Education is a tool that can create social mobility for some. For this reason, many are willing to take out financing to fund their education when they don’t have cash to do so. A common way to finance education is through student loans. A student loan is money borrowed from a private institution or the federal government to fund education expenses. These types of loans are a major financial commitment, so understanding how they work is critical.

How Student Loans Work

Student loans are often issued by banks or the U.S. Department of Education in the form of federal loans. They provide prospective students money that has to be repaid with interest over time. There are two types of loans – private and federal. Here is a brief explanation of how each works.

Private student loans
These types of loans come from banks, credit unions or online lenders. To get approved for a private student loan, one usually has to jump through more hoops than with a federal loan. Some prerequisites might include needing a strong credit history which comprises a score 670 or above, or a co-signer. Steady income is usually also a requirement from lenders to increase the likelihood of loan repayment. Some private lenders don’t require a strong credit history and can work with bad credit, but that often means higher interest rates.

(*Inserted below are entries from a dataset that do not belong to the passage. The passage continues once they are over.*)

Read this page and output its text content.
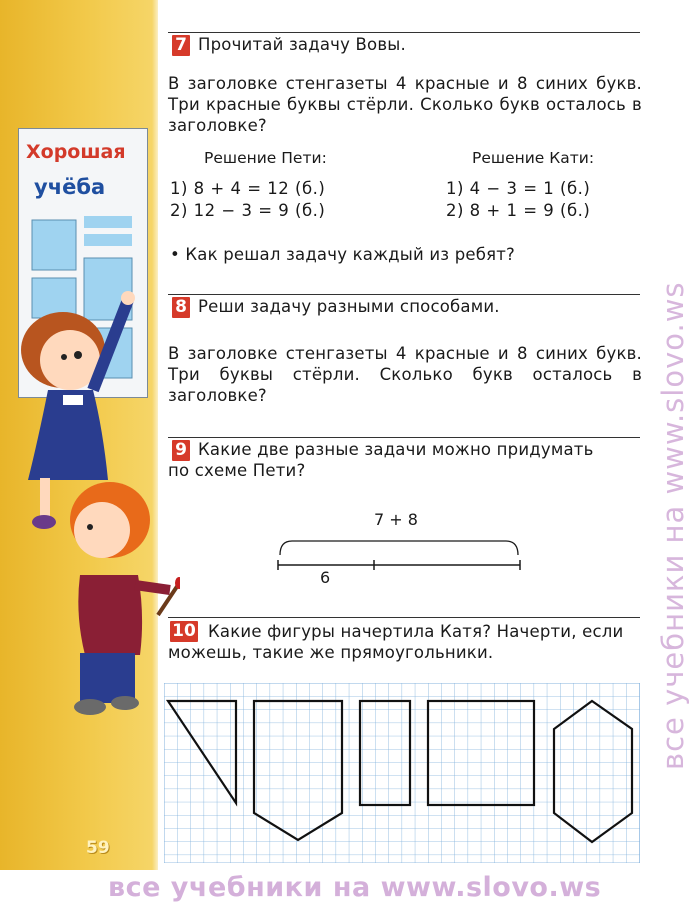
Хорошая
учёба
59
7 Прочитай задачу Вовы.
В заголовке стенгазеты 4 красные и 8 синих букв. Три красные буквы стёрли. Сколько букв осталось в заголовке?
Решение Пети:	Решение Кати:
1) 8 + 4 = 12 (б.)
2) 12 − 3 = 9 (б.)
1) 4 − 3 = 1 (б.)
2) 8 + 1 = 9 (б.)
• Как решал задачу каждый из ребят?
8 Реши задачу разными способами.
В заголовке стенгазеты 4 красные и 8 синих букв. Три буквы стёрли. Сколько букв осталось в заголовке?
9 Какие две разные задачи можно придумать
по схеме Пети?
7 + 8
6
10 Какие фигуры начертила Катя? Начерти, если
можешь, такие же прямоугольники.	все учебники на www.slovo.ws
все учебники на www.slovo.ws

Speaking of which, interest rates on private loans are sometimes higher than with federal loans. However, if the borrower has a relatively high credit score, they could obtain a lower interest rate.

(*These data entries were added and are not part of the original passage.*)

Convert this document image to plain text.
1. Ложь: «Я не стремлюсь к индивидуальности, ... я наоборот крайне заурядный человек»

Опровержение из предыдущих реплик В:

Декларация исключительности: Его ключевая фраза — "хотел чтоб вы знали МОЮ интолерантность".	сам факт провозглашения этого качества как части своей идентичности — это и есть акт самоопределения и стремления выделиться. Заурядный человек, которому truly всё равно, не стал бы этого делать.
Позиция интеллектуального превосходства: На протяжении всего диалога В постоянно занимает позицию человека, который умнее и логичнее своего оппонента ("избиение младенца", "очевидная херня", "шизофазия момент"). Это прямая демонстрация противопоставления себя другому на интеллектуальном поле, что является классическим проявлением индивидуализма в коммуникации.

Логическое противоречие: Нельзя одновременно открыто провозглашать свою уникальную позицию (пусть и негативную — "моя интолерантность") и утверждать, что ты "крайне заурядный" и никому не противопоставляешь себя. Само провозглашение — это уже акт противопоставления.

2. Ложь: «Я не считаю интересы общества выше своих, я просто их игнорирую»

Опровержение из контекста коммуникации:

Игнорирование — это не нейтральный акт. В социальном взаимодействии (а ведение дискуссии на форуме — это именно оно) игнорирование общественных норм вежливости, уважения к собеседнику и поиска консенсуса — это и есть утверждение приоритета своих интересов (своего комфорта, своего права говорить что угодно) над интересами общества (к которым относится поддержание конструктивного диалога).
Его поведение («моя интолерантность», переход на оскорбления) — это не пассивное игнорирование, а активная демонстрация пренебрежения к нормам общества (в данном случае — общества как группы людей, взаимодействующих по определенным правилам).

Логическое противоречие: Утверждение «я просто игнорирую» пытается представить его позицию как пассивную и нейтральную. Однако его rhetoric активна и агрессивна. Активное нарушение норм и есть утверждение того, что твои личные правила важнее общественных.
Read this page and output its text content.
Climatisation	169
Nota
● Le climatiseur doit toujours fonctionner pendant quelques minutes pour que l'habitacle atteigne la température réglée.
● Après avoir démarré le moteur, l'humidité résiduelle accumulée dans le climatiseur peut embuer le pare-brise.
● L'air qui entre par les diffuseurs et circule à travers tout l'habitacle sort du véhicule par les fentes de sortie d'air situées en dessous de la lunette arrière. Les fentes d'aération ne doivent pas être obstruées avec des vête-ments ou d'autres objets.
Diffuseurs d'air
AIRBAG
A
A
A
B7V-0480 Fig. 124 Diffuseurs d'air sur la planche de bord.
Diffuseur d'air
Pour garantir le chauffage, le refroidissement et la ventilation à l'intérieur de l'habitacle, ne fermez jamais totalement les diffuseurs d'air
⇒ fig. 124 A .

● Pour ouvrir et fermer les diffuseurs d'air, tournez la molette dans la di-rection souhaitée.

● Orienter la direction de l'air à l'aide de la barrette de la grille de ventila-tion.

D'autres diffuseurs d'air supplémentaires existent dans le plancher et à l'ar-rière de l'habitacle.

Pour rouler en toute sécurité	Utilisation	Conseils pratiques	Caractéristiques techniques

Private loans offer two options as it pertains to interest rates: fixed and variable. Fixed interest rates means the rate stays the same throughout the duration of the loan. Variable is the opposite, since the interest rate changes periodically.

An upside to private student loans is individuals can sometimes borrow more than they could with federal loans. That said the borrow limit varies between lenders.

Federal student loans
Federal student loans are funded by the federal government, with interest, and usually the first option for borrowers.

To apply, prospective students fill out the Free Application for Federal Student Aid also known as the FAFSA. The information provided on the form helps states and colleges determine the applicants eligibility.

Benefits of federal student loans include fixed interest rates and income-driven repayment plans, which allow borrowers to pay back based on their income.

There are four types of federal student loans available, which include:

  • Direct Subsidized Loans: For students who can demonstrate financial need
  • Direct Unsubsidized Loans: these loans are extended to anyone in need of financial aid but aren’t based on financial need
  • Direct PLUS Loans: These loans are targeted at students who need help with education expenses not covered by financial aid. Credit checks are required and there are minimum requirements.
  • Direct Consolidation Loans: All eligible student loans can be consolidated or bundled into a single loan with this option.

Repayments Of Student Loans

As with any loan, student loans typically have to be repaid with interest. The main difference between student loan repayments and car loans, for instance, is that repayment can sometimes be deferred, especially with federal loans. In other words, loan repayments may not commence until the borrower has finished school or stops attending. That said, some private loans require repayment while the borrower is studying.

The interest rate for student loans hinges on the lender and the terms they set. As mentioned earlier, some loans may have fixed interest rates, while others may be variable.

In some cases, federal loans may be forgiven, especially for those who work in certain professions, such as teachers or public service workers.

Weighing The Risks And Rewards

As with any loan, it’s important to weigh the risks before committing to student loans. That means evaluating the true cost over the lifetime of the loan. There are student loan calculators that can help with this math. Consider using the Department of Education’s loan simulator to get an idea of what loan repayment schedules might look like.

It’s also essential to think about how much income will go towards repayment, and how that may impact your future finances. In addition, to ensure there’s a return on investment on the loan, think about how much you could potentially make in the tentative career the loan helps you establish. Also, work towards getting the best possible rates and lowest fees on the loan. Finally, making extra payments could lead to paying less in interest throughout the lifetime of the loan, but borrowers of government loans should consider the loan forgiveness policies that may be available to them. It may not make sense to pay extra if your loan will be forgiven due to public service loan forgiveness (for employees of public entities), so be sure to consider your options carefully. Consider consulting a financial planner to help in the decision making process.